Please, help me understand this mess. I am really getting mad. Thanks.
A Windows device driver is a bit like a DLL: except that instead of an application dynamic linking/loading it, it's the O/S that dynamic links/loads it.
Registry entries tell the O/S what device drivers exist (so that the O/S knows which device drivers to dynamic-link/load).
The device drivers run in ring 0. In ring zero, they (device drivers) don't have access to (can't link to or use) Windows APIs: instead they have access to various NT kernel APIs.
But if it does call device driver, does it mean, that all device drivers which can be called by winAPI function, must have routines named in some specific way? I mean, when I have new sound card, must its drivers have functions named same as the old one? So Windows can actually call the same function from its perspective?
Basically yes. All the device drivers within a given type or class (e.g. all video drivers, or all disk drivers) have a similar API, which is invoked by the O/S (and/or invoked by higher-level drivers, for example disk drivers are used/invoked by file system drivers).
The Windows Device Driver Kit defines the various APIs and includes sample drivers for the various types of device.

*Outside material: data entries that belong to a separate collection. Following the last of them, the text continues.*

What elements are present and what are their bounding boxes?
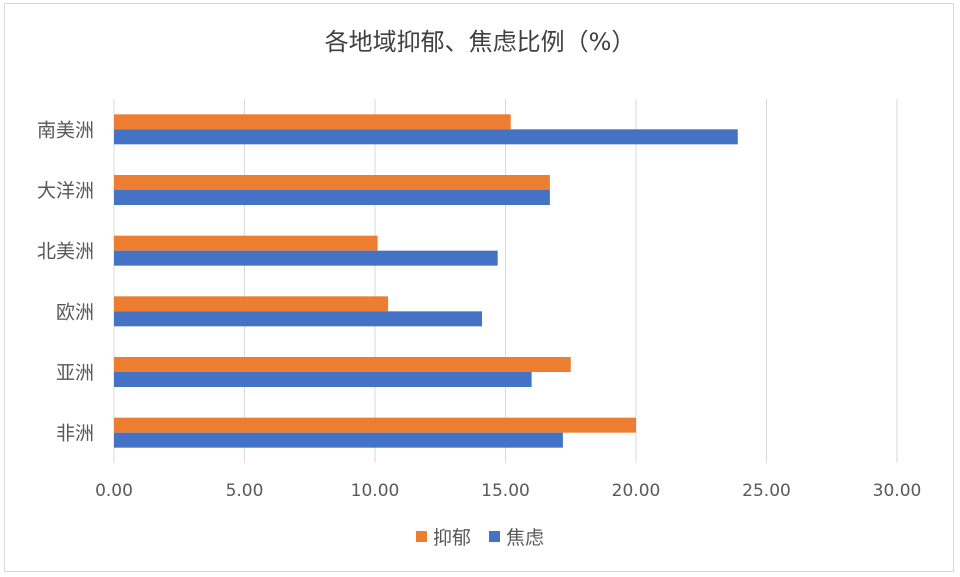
x-tick-label: 25.00 xyxy=(742,481,791,501)
legend-swatch-anxiety xyxy=(489,531,500,542)
bar-anxiety xyxy=(114,311,483,327)
bar-depression xyxy=(114,417,636,433)
y-category-label: 北美洲 xyxy=(37,241,94,263)
chart-title: 各地域抑郁、焦虑比例（%） xyxy=(324,28,636,56)
legend-item-depression: 抑郁 xyxy=(415,523,471,550)
x-tick-label: 15.00 xyxy=(481,481,530,501)
y-category-label: 非洲 xyxy=(56,423,94,445)
x-tick-label: 5.00 xyxy=(226,481,264,501)
bar-anxiety xyxy=(114,372,532,387)
y-category-label: 亚洲 xyxy=(56,362,94,384)
y-category-label: 南美洲 xyxy=(37,119,94,141)
chart-frame xyxy=(4,3,954,572)
bar-anxiety xyxy=(114,250,498,266)
bar-depression xyxy=(114,296,389,312)
x-tick-label: 20.00 xyxy=(612,481,661,501)
bar-depression xyxy=(114,175,550,190)
bar-anxiety xyxy=(114,432,563,448)
y-category-label: 欧洲 xyxy=(56,301,94,323)
legend-label-depression: 抑郁 xyxy=(432,527,471,549)
bar-depression xyxy=(114,357,571,372)
legend-swatch-depression xyxy=(415,531,427,542)
bar-depression xyxy=(114,114,511,130)
y-category-label: 大洋洲 xyxy=(37,180,94,202)
legend-item-anxiety: 焦虑 xyxy=(489,523,544,550)
x-tick-label: 30.00 xyxy=(873,481,922,501)
bar-anxiety xyxy=(114,129,738,145)
legend-label-anxiety: 焦虑 xyxy=(506,527,545,549)
bar-anxiety xyxy=(114,190,550,205)
x-tick-label: 10.00 xyxy=(351,481,400,501)
x-tick-label: 0.00 xyxy=(95,481,133,501)
bar-depression xyxy=(114,235,378,251)
legend: 抑郁 焦虑 xyxy=(0,523,960,550)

But if Windows have predefined sets of functions requored by device drivers, that it cannot use new drivers that doesent existed before last version of OS came out.
The O/S is dynamic-linking to the device driver functions: because device driver APIs are predefined, device drivers are interchangeable as far as the O/S is concerned; new device drivers can be written, provided they support (are backward-compatible with) the standard device driver API.

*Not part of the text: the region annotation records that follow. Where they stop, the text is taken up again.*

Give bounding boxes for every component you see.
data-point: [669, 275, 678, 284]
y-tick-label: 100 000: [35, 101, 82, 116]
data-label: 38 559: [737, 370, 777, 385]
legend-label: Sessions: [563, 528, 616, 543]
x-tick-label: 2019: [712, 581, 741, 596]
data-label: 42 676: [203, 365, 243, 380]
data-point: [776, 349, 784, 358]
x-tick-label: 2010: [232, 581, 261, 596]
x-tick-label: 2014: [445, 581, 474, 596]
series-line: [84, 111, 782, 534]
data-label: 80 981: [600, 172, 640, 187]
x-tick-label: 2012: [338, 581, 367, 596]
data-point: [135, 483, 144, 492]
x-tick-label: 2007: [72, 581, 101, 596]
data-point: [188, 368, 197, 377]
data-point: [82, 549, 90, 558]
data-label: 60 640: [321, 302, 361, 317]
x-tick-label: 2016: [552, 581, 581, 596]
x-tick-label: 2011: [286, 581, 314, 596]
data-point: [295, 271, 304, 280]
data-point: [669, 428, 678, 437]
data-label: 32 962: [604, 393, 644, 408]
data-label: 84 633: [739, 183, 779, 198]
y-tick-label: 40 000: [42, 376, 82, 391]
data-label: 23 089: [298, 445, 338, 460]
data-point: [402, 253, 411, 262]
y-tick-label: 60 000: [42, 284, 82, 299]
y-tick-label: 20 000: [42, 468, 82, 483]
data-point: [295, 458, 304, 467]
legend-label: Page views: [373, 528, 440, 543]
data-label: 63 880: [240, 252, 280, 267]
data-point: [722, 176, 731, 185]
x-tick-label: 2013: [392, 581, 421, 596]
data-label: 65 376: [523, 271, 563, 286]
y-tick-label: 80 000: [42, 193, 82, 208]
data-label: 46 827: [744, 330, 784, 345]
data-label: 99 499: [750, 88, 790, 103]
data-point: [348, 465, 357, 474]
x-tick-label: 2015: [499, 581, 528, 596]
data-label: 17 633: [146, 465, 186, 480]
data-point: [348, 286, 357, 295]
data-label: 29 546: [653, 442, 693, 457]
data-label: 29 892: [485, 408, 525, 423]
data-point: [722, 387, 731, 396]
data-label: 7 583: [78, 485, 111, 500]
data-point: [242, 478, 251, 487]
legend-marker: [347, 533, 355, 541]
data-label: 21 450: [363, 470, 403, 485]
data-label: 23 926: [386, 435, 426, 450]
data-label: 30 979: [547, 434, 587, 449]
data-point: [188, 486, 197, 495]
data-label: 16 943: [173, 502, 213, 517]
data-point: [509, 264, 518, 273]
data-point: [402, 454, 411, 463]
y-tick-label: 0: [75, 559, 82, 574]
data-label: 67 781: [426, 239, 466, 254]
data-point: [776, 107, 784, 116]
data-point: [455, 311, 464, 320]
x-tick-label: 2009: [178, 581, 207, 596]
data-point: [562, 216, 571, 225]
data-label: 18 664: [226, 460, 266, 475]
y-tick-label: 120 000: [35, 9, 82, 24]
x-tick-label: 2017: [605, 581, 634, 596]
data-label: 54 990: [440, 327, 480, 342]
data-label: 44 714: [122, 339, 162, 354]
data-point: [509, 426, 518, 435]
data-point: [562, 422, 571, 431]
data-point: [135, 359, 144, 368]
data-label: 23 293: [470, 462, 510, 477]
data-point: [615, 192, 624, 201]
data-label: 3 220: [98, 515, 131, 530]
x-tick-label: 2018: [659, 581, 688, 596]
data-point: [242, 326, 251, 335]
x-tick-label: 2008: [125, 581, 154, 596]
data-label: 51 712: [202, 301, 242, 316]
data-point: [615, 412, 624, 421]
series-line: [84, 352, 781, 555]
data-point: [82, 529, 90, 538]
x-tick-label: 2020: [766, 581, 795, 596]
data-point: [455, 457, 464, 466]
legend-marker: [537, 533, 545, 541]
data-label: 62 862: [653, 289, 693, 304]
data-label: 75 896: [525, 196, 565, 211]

The dynamic-linking mechanism is very similar to the way in which COM objects or C++ classes implement any predefined pure-abstract interface: a header file in the DDK declares the pure-abstract interface (like virtual functions), device drivers implement these functions, and the O/S loads the drivers and invokes these functions.
The basics:
Please note that this explanation is simplified and sometime only true for most cases and not all.
Most HW devices you will ever encounter will have these basic operations:
Write to memory(or Registers) on them.
Read from memory(or Registers) on them.
This is enough to control the HW, to give it the data it needs, and to get the data you want from it.
These memory areas are mapped by the BIOS and/or the OS to the Physical memory range on your PC (which may in turn be accessed by your driver.)
So we now have two operations READ and WRITE that the device driver knows to do.
In addition, the driver can read and write in a manner that does not involve the cpu. This is called Direct Memory Access (DMA) and usually performed by your HW.
The last type of operation is called INTERRUPTS and is meant for your HW to notify your driver of something that just happend. This is usually done by the HW interrupting the CPU and calling your driver to perform some operation in high priority. For example: an image is ready in the HW to be read by the driver.